According to district data, students in schools with majority low-income students are more likely to fail Advanced Placement tests than students in schools with higher-income students. In low-income schools, students are often not taking Advanced Placement tests at all, instead, focusing on other ways to receive college credit in high school, like dual credit.
Lou Kuhn teaches Advanced Placement calculus and dual enrollment* pre-calculus at Crockett High School, where she's been a teacher for 11 years. She's known around campus for her dance videos that she makes with her students.
Kuhn is an experienced teacher who has received multiple AP course trainings by the College Board, but she’s very open about something other teachers may be less likely to admit.
“Most of my kids don’t pass the AP test," Kuhn says. “I just look at how much math they have learned, and I find that to be successful.”
Passing an AP test means scoring a score of three, four or five on a one through five scale
In 2015, 19 students at Crockett took the AP Calculus exams, but fewer than five students passed. Kuhn says, when she looks at other schools with similar student populations, the AP calculus class sizes are lower.
“For me, it’s more important for kids to get exposure than to identify the kids that are going to pass," Kuhn says. "At the end of the year, there’s a lot of kids who don’t take the AP calculus class because the test is $85 and a lot of our kids can’t afford that.”
Two-thirds of the students at Crockett come from low-income families. Kuhn says she works with the students who really want to score well, but she doesn't necessarily make passing the test the focus of her class.
“I ask them how many of them can go home and have their parents help them with their homework, and most of them can't," Kuhn says. "And I ask them how many want to grow up to be parents who can help their kids with their homework, and all of them want to.
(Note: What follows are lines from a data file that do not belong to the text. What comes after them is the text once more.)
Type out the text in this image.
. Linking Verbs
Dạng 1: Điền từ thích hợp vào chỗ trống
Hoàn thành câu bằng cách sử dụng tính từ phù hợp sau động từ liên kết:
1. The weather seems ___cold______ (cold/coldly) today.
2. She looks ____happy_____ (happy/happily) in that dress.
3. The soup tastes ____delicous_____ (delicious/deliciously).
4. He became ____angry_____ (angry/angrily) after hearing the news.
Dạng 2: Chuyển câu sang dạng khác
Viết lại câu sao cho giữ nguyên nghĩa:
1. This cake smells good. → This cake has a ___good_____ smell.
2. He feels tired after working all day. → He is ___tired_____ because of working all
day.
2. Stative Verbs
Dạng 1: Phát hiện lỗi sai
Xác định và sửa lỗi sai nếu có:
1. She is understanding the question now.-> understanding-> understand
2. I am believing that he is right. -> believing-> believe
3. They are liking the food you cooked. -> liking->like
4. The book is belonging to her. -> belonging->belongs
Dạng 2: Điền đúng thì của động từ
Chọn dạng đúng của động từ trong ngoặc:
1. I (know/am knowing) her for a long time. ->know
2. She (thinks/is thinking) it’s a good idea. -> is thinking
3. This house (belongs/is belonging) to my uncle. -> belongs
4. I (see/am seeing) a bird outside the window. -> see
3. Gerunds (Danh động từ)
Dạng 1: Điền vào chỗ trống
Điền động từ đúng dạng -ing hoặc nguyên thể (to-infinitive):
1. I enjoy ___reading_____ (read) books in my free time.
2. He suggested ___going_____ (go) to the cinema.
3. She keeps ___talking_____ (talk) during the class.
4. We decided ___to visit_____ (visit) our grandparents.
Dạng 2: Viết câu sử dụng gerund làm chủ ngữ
Everybody wants to be able to help their kids. The more you know, the more you’re going to be able to help your kids later.”
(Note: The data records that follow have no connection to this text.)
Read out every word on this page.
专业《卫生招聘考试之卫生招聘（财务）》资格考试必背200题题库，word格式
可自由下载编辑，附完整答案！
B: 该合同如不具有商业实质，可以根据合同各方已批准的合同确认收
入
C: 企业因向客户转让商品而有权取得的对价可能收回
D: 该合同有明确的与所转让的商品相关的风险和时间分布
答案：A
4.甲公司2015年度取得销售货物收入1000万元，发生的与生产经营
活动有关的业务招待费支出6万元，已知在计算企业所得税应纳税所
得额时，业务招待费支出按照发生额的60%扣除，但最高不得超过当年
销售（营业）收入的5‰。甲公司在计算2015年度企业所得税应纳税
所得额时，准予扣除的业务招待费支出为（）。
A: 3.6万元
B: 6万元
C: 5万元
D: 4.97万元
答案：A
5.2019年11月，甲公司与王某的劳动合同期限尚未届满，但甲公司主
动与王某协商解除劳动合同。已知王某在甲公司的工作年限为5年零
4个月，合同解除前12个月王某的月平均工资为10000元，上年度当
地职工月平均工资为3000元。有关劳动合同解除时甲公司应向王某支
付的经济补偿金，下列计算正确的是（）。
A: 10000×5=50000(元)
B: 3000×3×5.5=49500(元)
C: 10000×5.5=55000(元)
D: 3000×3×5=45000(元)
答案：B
The situation is similar at other AISD schools that are majority low-income. Few students pass the AP exams. At many of these schools, Austin ISD has transformed them into Early College High Schools, where students can take dual credit classes at Austin Community College. But at high schools with students from higher income families, like Bowie and McCallum, nearly 90 percent of students who take the AP calculus test pass it.
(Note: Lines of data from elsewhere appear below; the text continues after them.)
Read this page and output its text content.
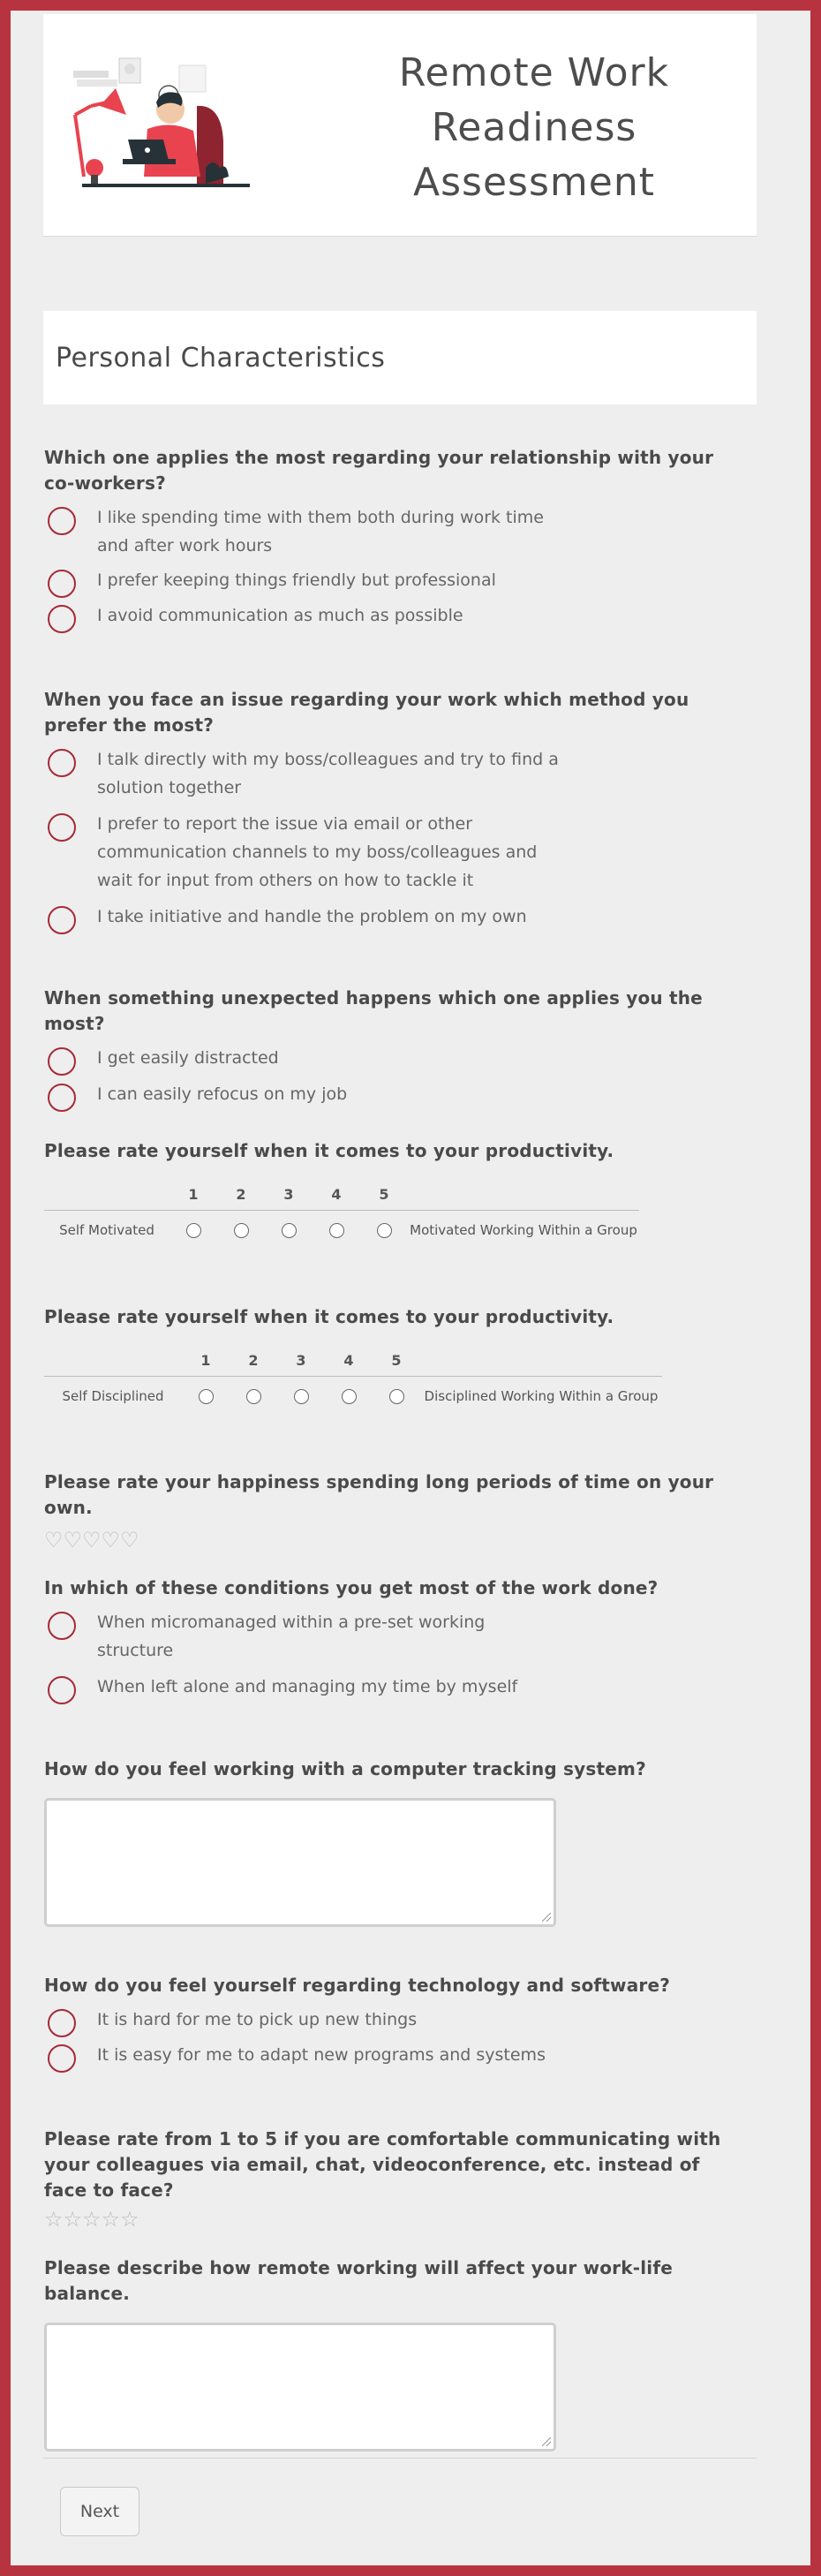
Remote Work Readiness Assessment
Personal Characteristics
Which one applies the most regarding your relationship with your co-workers?
I like spending time with them both during work time and after work hours
I prefer keeping things friendly but professional
I avoid communication as much as possible
When you face an issue regarding your work which method you prefer the most?
I talk directly with my boss/colleagues and try to find a solution together
I prefer to report the issue via email or other communication channels to my boss/colleagues and wait for input from others on how to tackle it
I take initiative and handle the problem on my own
When something unexpected happens which one applies you the most?
I get easily distracted
I can easily refocus on my job
Please rate yourself when it comes to your productivity.
	1	2	3	4	5	
Self Motivated						Motivated Working Within a Group
Please rate yourself when it comes to your productivity.
	1	2	3	4	5	
Self Disciplined						Disciplined Working Within a Group
Please rate your happiness spending long periods of time on your own.
♡♡♡♡♡
In which of these conditions you get most of the work done?
When micromanaged within a pre-set working structure
When left alone and managing my time by myself
How do you feel working with a computer tracking system?
How do you feel yourself regarding technology and software?
It is hard for me to pick up new things
It is easy for me to adapt new programs and systems
Please rate from 1 to 5 if you are comfortable communicating with your colleagues via email, chat, videoconference, etc. instead of face to face?
☆☆☆☆☆
Please describe how remote working will affect your work-life balance.
Next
Kuhn says the test scores aren't always the best way to show where her kids are headed. Sometimes, Kuhn says her students take the AP class, but don’t take the test.
“All of my kids who are going into engineering, they’re going to recommend they take calculus at the school they’re going to," Kuhn says. "So I had a couple of kids who didn’t take it. If you’re going to Baylor, they only accept fives. I had a kid going to Georgetown. They only accept fives. So, a lot of people have been opting out, and as a school we shouldn’t pressure them to take a test that doesn’t mean that much.”
Kuhn says if her students end the year with more confidence that they can do math, that’s just as important as passing the AP test.
Note: When the number of students in district data falls between one and four, Austin ISD redacts that number to protect student privacy. KUT counted each redacted cell as one student, so all numbers between zero and five are approximate.
*This post was updated to clarify Lou Kuhn is a dual enrollment teacher through UT's On Ramps program.